Problems included the initial setup cost, the TV partners' objections and the price of marketing this new platform.
Through its partnership with a media company, geoblocking of games within TV partners' countries and viral marketing, EB was able to overcome these hurdles.
By the 2009-10 season, the platform was generating close to 300,000 euros from some 7,200 transactions.
The third big challenge was to reach a global audience. To help EB teams globalize their brands, the league sought agreements for them to participate in preseason events with non-Euroleague teams.
A deal with the NBA allowed fans across Europe to watch their favorite team face off against a world famous franchise.
By 2008, this had developed into the Euroleague American Challenge, where European teams fly to the United States and play NBA teams on their own turf.
EB has since arranged a deal with the Chinese national team, Team China, for a friendly game, which will expand markets further.
Ten Years On: Challenges Ahead
On Euroleague Basketball's 10th anniversary, EB President Jordi Bertomeu reflected on how far the organization had come. The league had just been given a boost by the recent signing of a new sponsorship deal with Turkish Airlines.
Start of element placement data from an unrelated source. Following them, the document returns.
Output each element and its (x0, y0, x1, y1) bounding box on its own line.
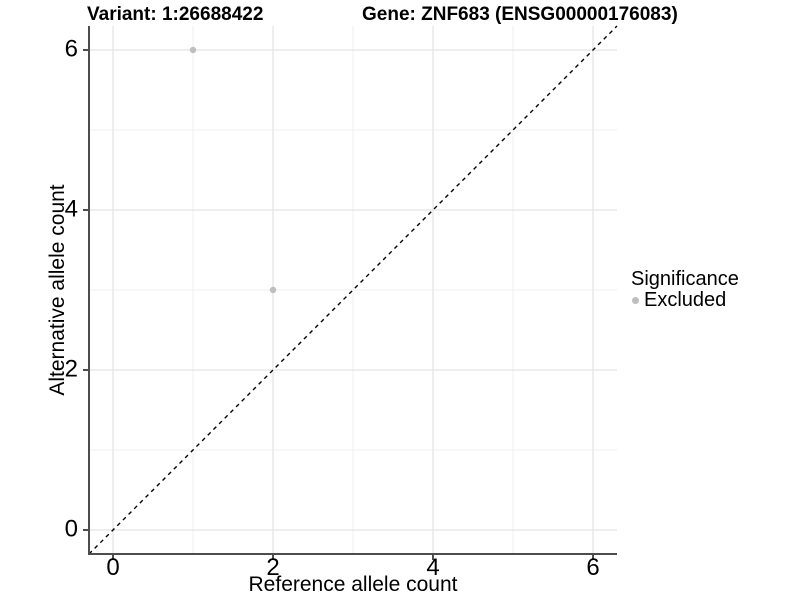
y-tick-label: 4 (64, 195, 78, 223)
y-tick-label: 0 (64, 515, 78, 543)
y-tick-label: 6 (64, 35, 78, 63)
x-tick-label: 2 (266, 554, 280, 581)
x-axis-title: Reference allele count (248, 573, 458, 596)
x-tick-label: 0 (106, 554, 120, 581)
x-tick-label: 6 (586, 554, 600, 581)
plot-title-variant: Variant: 1:26688422 (87, 4, 264, 25)
legend-item-excluded: Excluded (632, 289, 739, 311)
legend-title: Significance (631, 268, 739, 290)
plot-title-gene: Gene: ZNF683 (ENSG00000176083) (362, 4, 678, 25)
y-tick-label: 2 (64, 355, 78, 383)
x-tick-label: 4 (426, 554, 440, 581)
data-point (269, 286, 277, 294)
data-point (189, 46, 197, 54)
legend-key-dot-icon (632, 297, 639, 304)
legend: Significance Excluded (631, 268, 739, 310)
legend-item-label: Excluded (644, 289, 727, 311)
However, Bertomeu was already setting his sights on how he could develop the competition further and other challenges ahead.
The approaching owners' meeting would be the most important yet, with the prospect of a new television deal on the table.
Bertomeu knew it was vital to make the clubs understand that they were shareholders in an entity called Euroleague Basketball, which could only have a lasting impact on European basketball if they were all fully committed to the joint project.